The Enterprise Data Fabric: Transforming Data Management
The Data Fabric represents a fourth generation of data platform architecture. The purpose of the Data Fabric is to make data available wherever and whenever it is needed, abstracting away the technological complexities involved in data movement, transformation and integration so that anyone can use the data.
By nature, Data Fabrics are:
- A Data Fabric is comprised of a network of data platforms, all interacting with one another to provide greater value. The data platforms are spread across the enterprise’s hybrid and multicloud computing ecosystem.
- Each node in a Data Fabric can be different from the others. A Data Fabric can consist of multiple data warehouses, data lakes, IoT/Edge devices and transactional databases. It can include technologies that range from Oracle, Teradata and Apache Hadoop to Snowflake on Azure, RedShift on AWS or MS SQL in the on-premises data center, to name just a few.
- Able to support the holistic data lifecycle.

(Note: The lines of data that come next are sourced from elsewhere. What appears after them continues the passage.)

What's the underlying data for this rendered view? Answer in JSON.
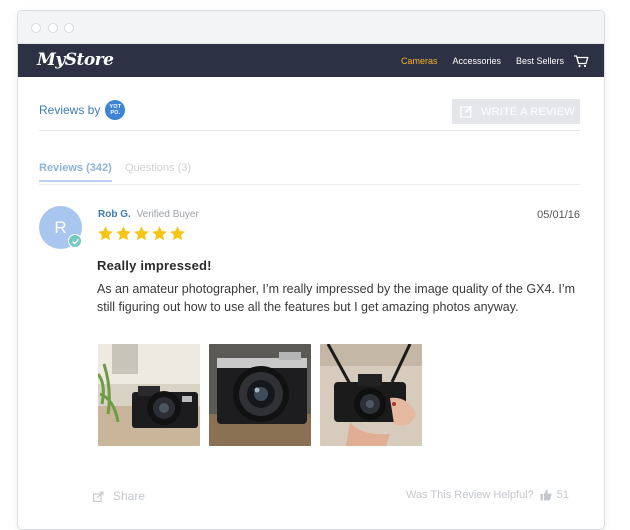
{
  "app": {
    "logo_text": "MyStore"
  },
  "nav": {
    "items": [
      {
        "label": "Cameras",
        "active": true
      },
      {
        "label": "Accessories",
        "active": false
      },
      {
        "label": "Best Sellers",
        "active": false
      }
    ],
    "cart_icon": "cart-icon"
  },
  "widget": {
    "reviews_by_label": "Reviews by",
    "provider_badge": "YOTPO",
    "write_review_label": "WRITE A REVIEW"
  },
  "tabs": {
    "reviews_label": "Reviews (342)",
    "questions_label": "Questions (3)"
  },
  "review": {
    "avatar_initial": "R",
    "author": "Rob G.",
    "status": "Verified Buyer",
    "date": "05/01/16",
    "rating": 5,
    "rating_max": 5,
    "title": "Really impressed!",
    "body": "As an amateur photographer, I’m really impressed by the image quality of the GX4. I’m still figuring out how to use all the features but I get amazing photos anyway.",
    "photos": [
      "camera-photo-1",
      "camera-photo-2",
      "camera-photo-3"
    ],
    "share_label": "Share",
    "helpful_label": "Was This Review Helpful?",
    "helpful_count": "51"
  },
  "colors": {
    "navbar": "#2c3143",
    "nav_active": "#f5b325",
    "link_blue": "#3d7cb8",
    "star_gold": "#f5c518",
    "avatar": "#a9c6ee",
    "verified_teal": "#76c9c0"
  }
}
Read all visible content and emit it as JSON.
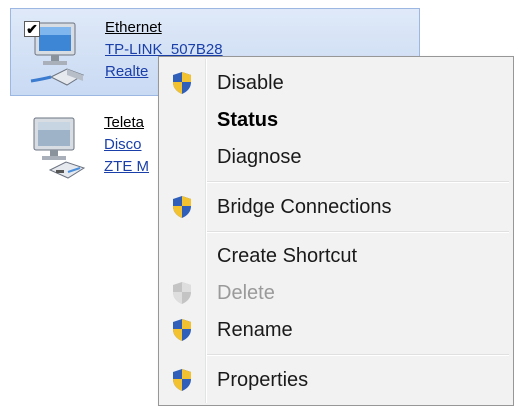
{
  "connections": [
    {
      "name": "Ethernet",
      "network": "TP-LINK_507B28",
      "adapter": "Realte",
      "checked": true,
      "icon": "wired-network-adapter-icon"
    },
    {
      "name": "Teleta",
      "network": "Disco",
      "adapter": "ZTE M",
      "icon": "modem-network-adapter-icon"
    }
  ],
  "checkbox_glyph": "✔",
  "menu": {
    "items": [
      {
        "label": "Disable",
        "icon": "uac-shield-icon"
      },
      {
        "label": "Status",
        "bold": true
      },
      {
        "label": "Diagnose"
      },
      {
        "label": "Bridge Connections",
        "icon": "uac-shield-icon"
      },
      {
        "label": "Create Shortcut"
      },
      {
        "label": "Delete",
        "icon": "uac-shield-icon",
        "disabled": true
      },
      {
        "label": "Rename",
        "icon": "uac-shield-icon"
      },
      {
        "label": "Properties",
        "icon": "uac-shield-icon"
      }
    ]
  },
  "colors": {
    "selection_bg": "#c9daf3",
    "selection_border": "#9db7e3",
    "link_blue": "#1a3fa8",
    "menu_bg": "#f2f2f2",
    "disabled_text": "#9a9a9a"
  }
}
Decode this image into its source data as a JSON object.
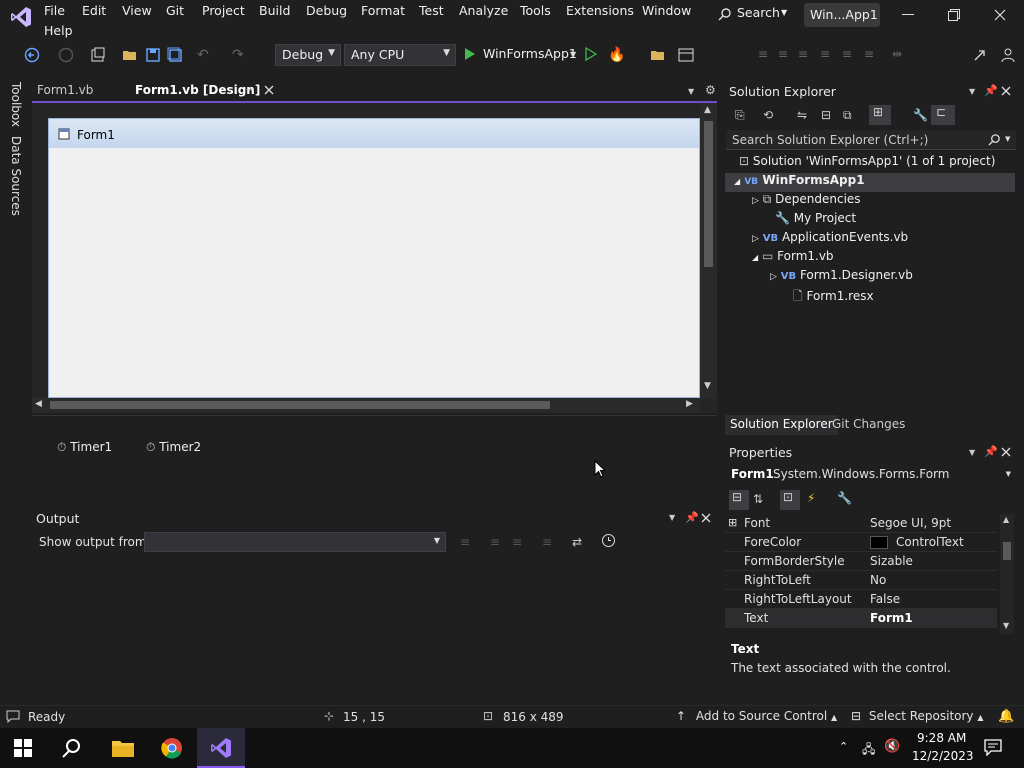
{
  "menu": {
    "items": [
      "File",
      "Edit",
      "View",
      "Git",
      "Project",
      "Build",
      "Debug",
      "Format",
      "Test",
      "Analyze",
      "Tools",
      "Extensions",
      "Window",
      "Help"
    ],
    "search": "Search",
    "window_title": "Win...App1"
  },
  "toolbar": {
    "config": "Debug",
    "platform": "Any CPU",
    "start_label": "WinFormsApp1"
  },
  "left_strip": {
    "toolbox": "Toolbox",
    "data_sources": "Data Sources"
  },
  "doc_tabs": [
    {
      "label": "Form1.vb"
    },
    {
      "label": "Form1.vb [Design]"
    }
  ],
  "designer": {
    "form_title": "Form1"
  },
  "tray": {
    "timer1": "Timer1",
    "timer2": "Timer2"
  },
  "output": {
    "title": "Output",
    "show_from": "Show output from:"
  },
  "solution_explorer": {
    "title": "Solution Explorer",
    "search_placeholder": "Search Solution Explorer (Ctrl+;)",
    "tree": [
      "Solution 'WinFormsApp1' (1 of 1 project)",
      "WinFormsApp1",
      "Dependencies",
      "My Project",
      "ApplicationEvents.vb",
      "Form1.vb",
      "Form1.Designer.vb",
      "Form1.resx"
    ],
    "bottom_tabs": [
      "Solution Explorer",
      "Git Changes"
    ]
  },
  "properties": {
    "title": "Properties",
    "object_name": "Form1",
    "object_type": "System.Windows.Forms.Form",
    "rows": [
      {
        "name": "Font",
        "value": "Segoe UI, 9pt"
      },
      {
        "name": "ForeColor",
        "value": "ControlText"
      },
      {
        "name": "FormBorderStyle",
        "value": "Sizable"
      },
      {
        "name": "RightToLeft",
        "value": "No"
      },
      {
        "name": "RightToLeftLayout",
        "value": "False"
      },
      {
        "name": "Text",
        "value": "Form1"
      }
    ],
    "desc_title": "Text",
    "desc_text": "The text associated with the control."
  },
  "statusbar": {
    "ready": "Ready",
    "position": "15 , 15",
    "size": "816 x 489",
    "source_control": "Add to Source Control",
    "repository": "Select Repository"
  },
  "taskbar": {
    "time": "9:28 AM",
    "date": "12/2/2023"
  },
  "colors": {
    "accent": "#6f4fcf",
    "vs_purple": "#8a5cf5",
    "selection": "#3e3e42"
  }
}
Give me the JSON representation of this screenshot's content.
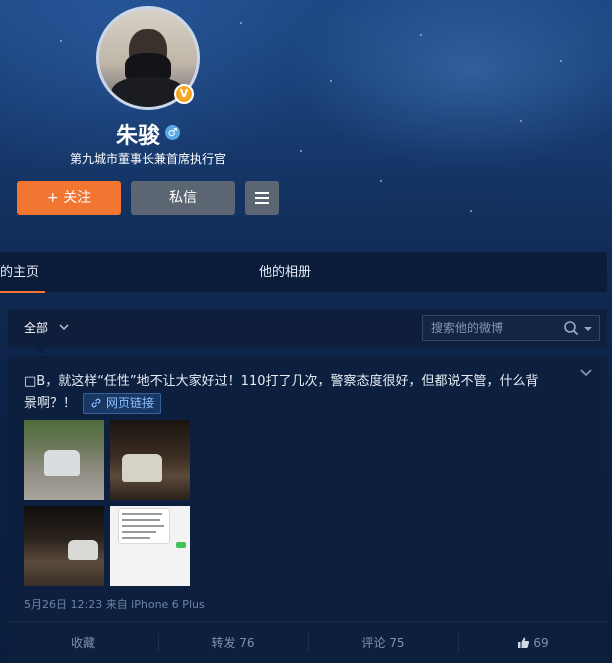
{
  "profile": {
    "name": "朱骏",
    "gender_symbol": "♂",
    "verified_badge": "V",
    "bio": "第九城市董事长兼首席执行官"
  },
  "actions": {
    "follow_label": "+ 关注",
    "message_label": "私信",
    "more_icon": "menu-icon"
  },
  "tabs": [
    {
      "label": "的主页",
      "active": true
    },
    {
      "label": "他的相册",
      "active": false
    }
  ],
  "filter": {
    "selected": "全部",
    "search_placeholder": "搜索他的微博"
  },
  "post": {
    "text_line1": "□B，就这样“任性”地不让大家好过！110打了几次，警察态度很好，但都说不管，什么背",
    "text_line2": "景啊？！",
    "link_label": "网页链接",
    "meta": "5月26日 12:23 来自 iPhone 6 Plus",
    "images": [
      "photo-1",
      "photo-2",
      "photo-3",
      "photo-4"
    ]
  },
  "post_actions": {
    "favorite": "收藏",
    "repost": "转发 76",
    "comment": "评论 75",
    "like_count": "69"
  },
  "colors": {
    "accent": "#f27632",
    "button_gray": "#5c6673",
    "card_bg": "#0c1f3e",
    "link": "#8fc0ff"
  }
}
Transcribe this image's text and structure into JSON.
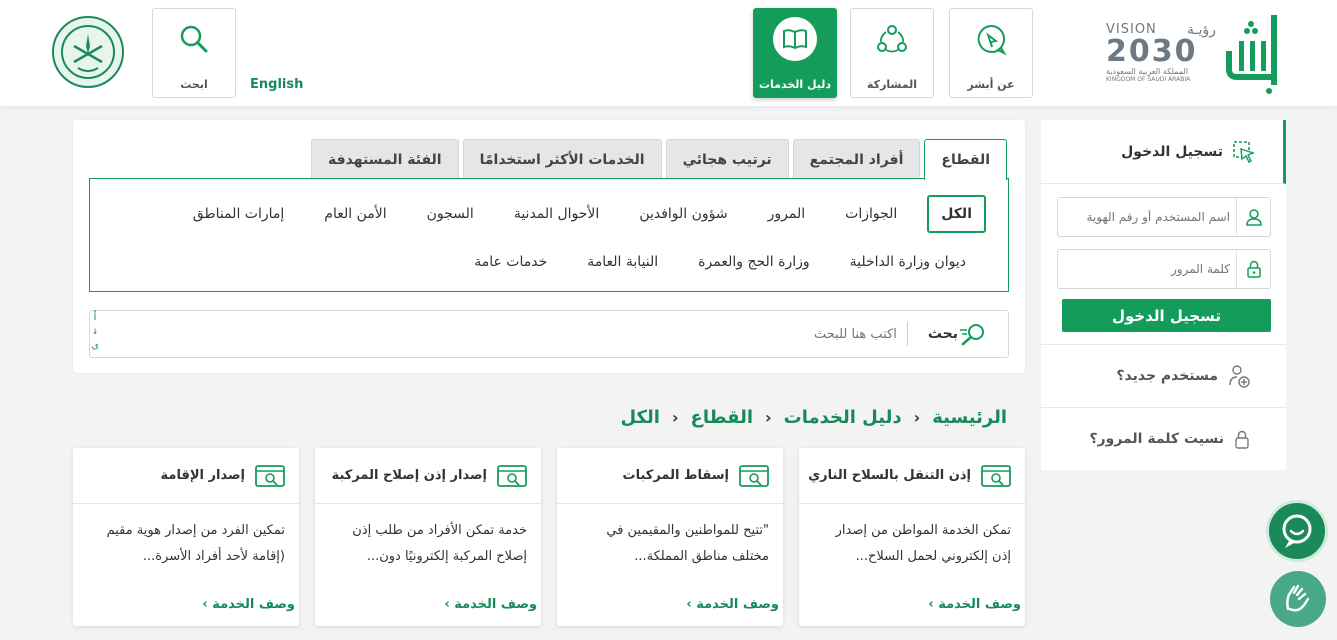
{
  "header": {
    "nav": [
      {
        "label": "عن أبشر",
        "icon": "chat-icon"
      },
      {
        "label": "المشاركة",
        "icon": "share-icon"
      },
      {
        "label": "دليل الخدمات",
        "icon": "book-icon",
        "active": true
      }
    ],
    "search_tile": {
      "label": "ابحث",
      "icon": "search-icon"
    },
    "language": "English",
    "vision": {
      "top": "VISION",
      "ruya": "رؤيـة",
      "year": "2030",
      "ar": "المملكة العربية السعودية",
      "en": "KINGDOM OF SAUDI ARABIA"
    }
  },
  "tabs": [
    "القطاع",
    "أفراد المجتمع",
    "ترتيب هجائي",
    "الخدمات الأكثر استخدامًا",
    "الفئة المستهدفة"
  ],
  "sectors": {
    "row1": [
      "الكل",
      "الجوازات",
      "المرور",
      "شؤون الوافدين",
      "الأحوال المدنية",
      "السجون",
      "الأمن العام",
      "إمارات المناطق"
    ],
    "row2": [
      "ديوان وزارة الداخلية",
      "وزارة الحج والعمرة",
      "النيابة العامة",
      "خدمات عامة"
    ]
  },
  "search": {
    "label": "بحث",
    "placeholder": "اكتب هنا للبحث",
    "kbd_toggle": "أ\n↓\nى"
  },
  "breadcrumb": [
    "الرئيسية",
    "دليل الخدمات",
    "القطاع",
    "الكل"
  ],
  "breadcrumb_sep": "›",
  "services": [
    {
      "title": "إذن التنقل بالسلاح الناري",
      "desc": "تمكن الخدمة المواطن من إصدار إذن إلكتروني لحمل السلاح...",
      "more": "وصف الخدمة ›"
    },
    {
      "title": "إسقاط المركبات",
      "desc": "\"تتيح للمواطنين والمقيمين في مختلف مناطق المملكة...",
      "more": "وصف الخدمة ›"
    },
    {
      "title": "إصدار إذن إصلاح المركبة",
      "desc": "خدمة تمكن الأفراد من طلب إذن إصلاح المركبة إلكترونيًا دون...",
      "more": "وصف الخدمة ›"
    },
    {
      "title": "إصدار الإقامة",
      "desc": "تمكين الفرد من إصدار هوية مقيم (إقامة لأحد أفراد الأسرة...",
      "more": "وصف الخدمة ›"
    }
  ],
  "sidebar": {
    "login_title": "تسجيل الدخول",
    "username_placeholder": "اسم المستخدم أو رقم الهوية",
    "password_placeholder": "كلمة المرور",
    "login_button": "تسجيل الدخول",
    "new_user": "مستخدم جديد؟",
    "forgot_password": "نسيت كلمة المرور؟"
  },
  "colors": {
    "brand_green": "#149c5b",
    "text_green": "#178a5a"
  }
}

The Data Fabric embraces all phases of the data-information-insight lifecycle. One node of the fabric may provide raw data to another that, in turn, performs analytics. These analytics can be exposed as REST APIs within the fabric, so that they can be consumed by transactional systems of record for decision-making.
- Designed to bring together the analytical and transactional worlds. In the Data Fabric, everything is a node and the nodes interact with one another through a variety of mechanisms. Some of these require data movement, while others enable data access without movement. The underlying idea is that data silos (and differentiation) will eventually disappear in this architecture.
- Inherently secure. Security and governance policies are enforced whenever data travels or is accessed throughout the Data Fabric. Just as Istio applies security governance to containers in Kubernetes, the Data Fabric will apply policies to data according to similar principles, in real time.
- Supportive of data discoverability. In a Data Fabric, data assets can be published into categories, creating an enterprise-wide data marketplace. This marketplace provides a search mechanism, utilizing metadata and a knowledge graph to enable asset discovery. This enables access to data at all stages of its value lifecycle.
The advent of the Data Fabric is opening new opportunities to transform enterprise cultures and operating models. Because Data Fabrics are distributed but inclusive, their use promotes federated but unified governance. This will make the data more trustworthy and reliable. The marketplace will make it easier for stakeholders across the business to discover and use data to innovate. Diverse teams will find it easier to collaborate, and to manage shared data assets with a sense of common purpose.
As data architectures, both Data Fabrics and Lakehouses are still maturing. Their future promise is bright, though. These emerging technologies may someday enable the transactional and analytical worlds to merge into a single sphere where access to data will be democratized, and data-driven insights will flow freely and fast.